I think it would be foolish for me to deny that my own time studying at a boarding school and now teaching at one has not had an impact on my writing. I was very careful, though, to make sure that anyone who was actually there in my time or anything that occurred that even vaguely places me in the same venn diagram, did not find its way into the story. I originally conceived of this as a play, one that could be performed by the kids I teach, but as I plotted the story further, I realised that there was more to this than a play that could last around two hours. I really started committing myself to the story in 2008, finished up some time in 2009 (while on a break from teaching) and here we are.
The friends we make at school are the friends we never forget. Are you still friends with your classmates from boarding school? We would love to hear about some of your endeavours.

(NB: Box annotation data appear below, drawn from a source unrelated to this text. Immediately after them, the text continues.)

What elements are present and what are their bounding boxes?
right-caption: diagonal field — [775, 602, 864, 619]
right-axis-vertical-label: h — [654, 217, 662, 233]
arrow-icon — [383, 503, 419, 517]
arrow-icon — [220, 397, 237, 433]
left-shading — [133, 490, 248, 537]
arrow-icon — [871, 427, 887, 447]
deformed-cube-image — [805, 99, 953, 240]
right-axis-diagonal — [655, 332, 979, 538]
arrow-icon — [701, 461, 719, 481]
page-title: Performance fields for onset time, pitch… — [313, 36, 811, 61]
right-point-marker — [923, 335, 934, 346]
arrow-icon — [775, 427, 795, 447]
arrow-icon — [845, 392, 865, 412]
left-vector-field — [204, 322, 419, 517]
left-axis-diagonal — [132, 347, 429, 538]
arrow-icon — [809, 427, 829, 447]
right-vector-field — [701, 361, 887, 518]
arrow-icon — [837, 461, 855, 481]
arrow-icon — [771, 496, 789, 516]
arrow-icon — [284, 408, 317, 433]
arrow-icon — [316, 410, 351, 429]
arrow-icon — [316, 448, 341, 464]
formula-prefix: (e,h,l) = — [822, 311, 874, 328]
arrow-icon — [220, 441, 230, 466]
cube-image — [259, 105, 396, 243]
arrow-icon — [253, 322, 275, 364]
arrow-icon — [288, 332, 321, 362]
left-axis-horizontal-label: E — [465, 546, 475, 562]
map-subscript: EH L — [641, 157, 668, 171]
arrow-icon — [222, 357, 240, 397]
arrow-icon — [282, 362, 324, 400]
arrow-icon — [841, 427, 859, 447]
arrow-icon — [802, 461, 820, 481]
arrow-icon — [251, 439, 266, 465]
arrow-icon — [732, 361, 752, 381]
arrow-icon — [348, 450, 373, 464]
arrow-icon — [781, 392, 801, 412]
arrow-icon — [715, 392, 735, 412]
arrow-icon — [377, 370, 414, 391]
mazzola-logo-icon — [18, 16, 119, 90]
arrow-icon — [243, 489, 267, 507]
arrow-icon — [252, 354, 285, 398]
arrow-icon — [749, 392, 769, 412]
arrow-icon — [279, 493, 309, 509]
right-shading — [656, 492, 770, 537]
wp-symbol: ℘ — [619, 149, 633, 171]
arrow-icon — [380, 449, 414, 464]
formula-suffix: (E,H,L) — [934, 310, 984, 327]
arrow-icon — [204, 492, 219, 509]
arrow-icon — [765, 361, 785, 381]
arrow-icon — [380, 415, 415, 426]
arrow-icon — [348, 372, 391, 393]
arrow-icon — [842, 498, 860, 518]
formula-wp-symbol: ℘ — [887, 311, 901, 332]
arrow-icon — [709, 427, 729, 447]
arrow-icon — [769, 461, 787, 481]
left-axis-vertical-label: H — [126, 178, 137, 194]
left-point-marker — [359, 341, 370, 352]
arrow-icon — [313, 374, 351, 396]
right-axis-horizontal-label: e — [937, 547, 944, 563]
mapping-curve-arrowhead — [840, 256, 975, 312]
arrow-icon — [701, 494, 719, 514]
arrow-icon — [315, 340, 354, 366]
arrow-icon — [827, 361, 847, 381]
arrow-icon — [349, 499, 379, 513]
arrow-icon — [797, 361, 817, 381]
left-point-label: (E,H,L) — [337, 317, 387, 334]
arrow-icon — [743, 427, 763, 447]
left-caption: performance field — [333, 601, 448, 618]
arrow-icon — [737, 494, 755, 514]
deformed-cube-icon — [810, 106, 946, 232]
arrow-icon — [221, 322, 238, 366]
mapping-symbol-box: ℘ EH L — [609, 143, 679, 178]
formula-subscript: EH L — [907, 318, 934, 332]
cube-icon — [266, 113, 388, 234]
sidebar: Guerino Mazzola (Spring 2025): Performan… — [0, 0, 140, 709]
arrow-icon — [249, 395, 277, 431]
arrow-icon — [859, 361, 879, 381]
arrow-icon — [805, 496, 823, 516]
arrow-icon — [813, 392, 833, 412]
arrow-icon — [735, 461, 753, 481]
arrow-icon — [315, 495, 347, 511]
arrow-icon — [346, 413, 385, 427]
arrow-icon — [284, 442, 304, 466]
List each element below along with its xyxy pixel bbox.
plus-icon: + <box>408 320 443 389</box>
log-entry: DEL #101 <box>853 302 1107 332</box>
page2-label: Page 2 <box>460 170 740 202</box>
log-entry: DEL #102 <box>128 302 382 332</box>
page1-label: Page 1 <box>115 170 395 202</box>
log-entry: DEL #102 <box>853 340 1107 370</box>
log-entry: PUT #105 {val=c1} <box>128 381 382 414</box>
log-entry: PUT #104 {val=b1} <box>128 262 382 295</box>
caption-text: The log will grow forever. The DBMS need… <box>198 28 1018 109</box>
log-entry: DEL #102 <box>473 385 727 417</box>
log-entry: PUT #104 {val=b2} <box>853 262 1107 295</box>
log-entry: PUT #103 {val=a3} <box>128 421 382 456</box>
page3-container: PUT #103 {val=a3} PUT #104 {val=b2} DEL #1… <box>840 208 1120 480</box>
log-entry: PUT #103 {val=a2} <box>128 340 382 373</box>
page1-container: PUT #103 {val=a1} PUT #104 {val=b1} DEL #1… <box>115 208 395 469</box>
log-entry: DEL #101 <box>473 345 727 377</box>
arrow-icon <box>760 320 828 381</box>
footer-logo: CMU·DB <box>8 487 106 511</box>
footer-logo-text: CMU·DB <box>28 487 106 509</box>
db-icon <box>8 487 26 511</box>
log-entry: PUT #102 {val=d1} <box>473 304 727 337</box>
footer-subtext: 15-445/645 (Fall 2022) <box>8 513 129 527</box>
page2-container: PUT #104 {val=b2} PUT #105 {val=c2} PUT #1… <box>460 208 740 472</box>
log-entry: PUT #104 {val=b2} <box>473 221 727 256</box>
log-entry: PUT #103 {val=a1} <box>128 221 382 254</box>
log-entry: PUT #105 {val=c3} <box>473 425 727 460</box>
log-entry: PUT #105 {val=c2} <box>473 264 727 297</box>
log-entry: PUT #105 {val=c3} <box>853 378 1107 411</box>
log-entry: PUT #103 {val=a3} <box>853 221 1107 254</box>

I think boarding schools are these weird places that allow groups of completely dissimilar people to become close friends. You look at them then and you look at them now and you wonder, ‘What on earth are these guys (still) doing together?’ and you will never be able to figure it out. I am still extremely close to my batch (as we boarding school classes are wont to call each other), more so to the boys than the girls, and I have no idea how that happened. Maybe it is that after a point, the girls want to be with men who sound more sensible and are not the guys who trod on your toes as you patiently waited years for them to learn how to dance. Either that, or that they just want to be with men who don’t start weeping while singing two-hundred-year-old school songs. But they still tolerate us men, and eventually do start singing along with us and when we do go back for reunions, they are as gung-ho about it all. Batch mates are stuck with each other for life and there’s nothing you can do about it except realise it fairly early on, give your teachers hell, and then weep when they finally ask you to leave.